Case filed at Supreme Court against budget for "disqualified" PLA fighters
KATHMANDU: As many as 131 conflict victims and members of their families have moved the Supreme Court on Monday, demanding that the government should not pay "disqualified" members of the erstwhile People's Liberation Army mobilised by the then CPN Maoist during the armed conflict.
They have demanded that the apex court issue an interim order barring the government from implementing the Point 19 of the annual budget statement for this year, which provisions that a disqualified PLA member gets Rs 200,000 relief from the government.

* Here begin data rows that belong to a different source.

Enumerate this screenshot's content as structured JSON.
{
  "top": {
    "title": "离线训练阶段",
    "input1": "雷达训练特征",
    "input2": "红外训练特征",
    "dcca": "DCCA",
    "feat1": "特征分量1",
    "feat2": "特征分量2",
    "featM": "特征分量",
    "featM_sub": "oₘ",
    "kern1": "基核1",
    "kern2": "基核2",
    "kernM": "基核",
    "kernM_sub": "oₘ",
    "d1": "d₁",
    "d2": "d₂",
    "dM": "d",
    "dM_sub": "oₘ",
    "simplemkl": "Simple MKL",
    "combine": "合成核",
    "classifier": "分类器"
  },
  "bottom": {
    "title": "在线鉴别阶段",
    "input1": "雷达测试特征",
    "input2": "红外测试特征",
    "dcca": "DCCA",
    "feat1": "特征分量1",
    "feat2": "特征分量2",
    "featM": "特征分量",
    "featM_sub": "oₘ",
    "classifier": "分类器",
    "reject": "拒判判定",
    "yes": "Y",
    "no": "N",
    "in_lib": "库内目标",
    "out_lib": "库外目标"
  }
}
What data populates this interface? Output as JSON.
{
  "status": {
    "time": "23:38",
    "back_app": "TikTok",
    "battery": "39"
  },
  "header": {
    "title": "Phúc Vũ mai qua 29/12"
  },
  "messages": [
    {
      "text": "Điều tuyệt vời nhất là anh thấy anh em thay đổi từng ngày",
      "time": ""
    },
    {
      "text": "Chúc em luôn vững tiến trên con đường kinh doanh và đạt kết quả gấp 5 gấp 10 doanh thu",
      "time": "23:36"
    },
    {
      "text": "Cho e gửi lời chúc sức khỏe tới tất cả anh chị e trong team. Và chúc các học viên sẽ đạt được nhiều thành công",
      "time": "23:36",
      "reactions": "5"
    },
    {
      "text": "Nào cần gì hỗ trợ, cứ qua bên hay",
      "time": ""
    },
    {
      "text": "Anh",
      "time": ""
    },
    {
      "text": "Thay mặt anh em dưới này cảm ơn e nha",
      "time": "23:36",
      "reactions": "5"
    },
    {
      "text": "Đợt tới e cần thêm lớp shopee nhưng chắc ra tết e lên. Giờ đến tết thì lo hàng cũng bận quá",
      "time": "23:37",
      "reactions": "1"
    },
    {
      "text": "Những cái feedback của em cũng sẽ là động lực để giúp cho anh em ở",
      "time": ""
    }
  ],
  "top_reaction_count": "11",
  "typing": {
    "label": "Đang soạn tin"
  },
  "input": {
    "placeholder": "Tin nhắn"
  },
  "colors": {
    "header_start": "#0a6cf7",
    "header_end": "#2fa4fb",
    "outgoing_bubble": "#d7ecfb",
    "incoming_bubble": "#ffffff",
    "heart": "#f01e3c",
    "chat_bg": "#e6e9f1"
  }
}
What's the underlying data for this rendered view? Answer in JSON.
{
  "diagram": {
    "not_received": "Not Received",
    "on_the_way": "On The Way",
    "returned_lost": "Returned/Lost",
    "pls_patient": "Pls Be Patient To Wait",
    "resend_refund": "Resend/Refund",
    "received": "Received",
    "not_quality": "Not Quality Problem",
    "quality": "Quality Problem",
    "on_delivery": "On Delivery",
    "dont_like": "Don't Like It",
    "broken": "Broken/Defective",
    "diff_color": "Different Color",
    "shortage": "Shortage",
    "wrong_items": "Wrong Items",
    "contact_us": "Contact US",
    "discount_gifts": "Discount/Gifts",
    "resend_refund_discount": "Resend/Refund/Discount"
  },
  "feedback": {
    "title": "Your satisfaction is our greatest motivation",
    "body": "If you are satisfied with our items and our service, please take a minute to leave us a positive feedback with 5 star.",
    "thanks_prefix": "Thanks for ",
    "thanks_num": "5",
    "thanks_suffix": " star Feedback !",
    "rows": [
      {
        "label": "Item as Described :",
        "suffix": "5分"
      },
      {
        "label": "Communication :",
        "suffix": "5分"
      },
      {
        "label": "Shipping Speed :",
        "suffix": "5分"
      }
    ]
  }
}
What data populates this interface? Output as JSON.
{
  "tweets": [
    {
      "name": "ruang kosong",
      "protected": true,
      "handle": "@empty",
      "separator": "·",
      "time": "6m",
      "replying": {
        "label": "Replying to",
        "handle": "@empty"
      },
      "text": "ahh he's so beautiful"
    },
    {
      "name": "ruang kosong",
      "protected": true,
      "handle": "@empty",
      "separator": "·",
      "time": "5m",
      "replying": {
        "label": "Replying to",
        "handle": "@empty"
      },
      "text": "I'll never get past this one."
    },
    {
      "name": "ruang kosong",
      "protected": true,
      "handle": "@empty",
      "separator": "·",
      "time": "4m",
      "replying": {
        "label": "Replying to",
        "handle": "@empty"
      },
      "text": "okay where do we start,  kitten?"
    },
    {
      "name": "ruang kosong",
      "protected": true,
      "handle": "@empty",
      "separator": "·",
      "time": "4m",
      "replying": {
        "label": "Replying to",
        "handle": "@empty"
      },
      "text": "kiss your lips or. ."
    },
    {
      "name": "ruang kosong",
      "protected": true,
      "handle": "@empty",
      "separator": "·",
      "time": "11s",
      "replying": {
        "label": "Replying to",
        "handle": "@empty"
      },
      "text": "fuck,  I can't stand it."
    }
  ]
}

Likewise, they demanded that the Court issue a certiorari scrapping the provision to pay as many as 4,008 disqualified members of the rebel army.
The Parliament has already endorsed the Appropriation Bill, enabling the government to implement the announcement.
"It is clear that the government's decision to provide cash to persons holding a specific political belief, going against the Constitution and other existing laws, will misuse the tax paid by citizens and the state coffers," the petitioners argued, "It seems against the constitutional provision that the government withdraws the money from the state coffers and distributes it without legal authority."
The petition argued that those who initiated the armed conflict should not enjoy benefits in the name of conflict victims.
"How can the cadres of Maoist party, who initiated the conflict, can be defined as conflict victims," they questioned, "The Peace (and Reconstruction) Ministry had enlisted the Maoist cadres as conflict victims on the basis of their access."
"The justice practiced is not victim-centric, but victimiser-centric."
Likewise, the plaintiffs have claimed that the PLA members have already got the state benefits they deserved during the management of arms and armies under the supervision of United Nations Mission in Nepal.
The Office of the Prime Minister and Council of Ministers, the Parliament Secretariat, the Ministry of Finance and the Ministry of Peace and Reconstruction are made defendants in the case.
The petitioners also include Nepali Congress leaders Kul Bahadur Gurung and Binaya Dhwaj Chand, among others.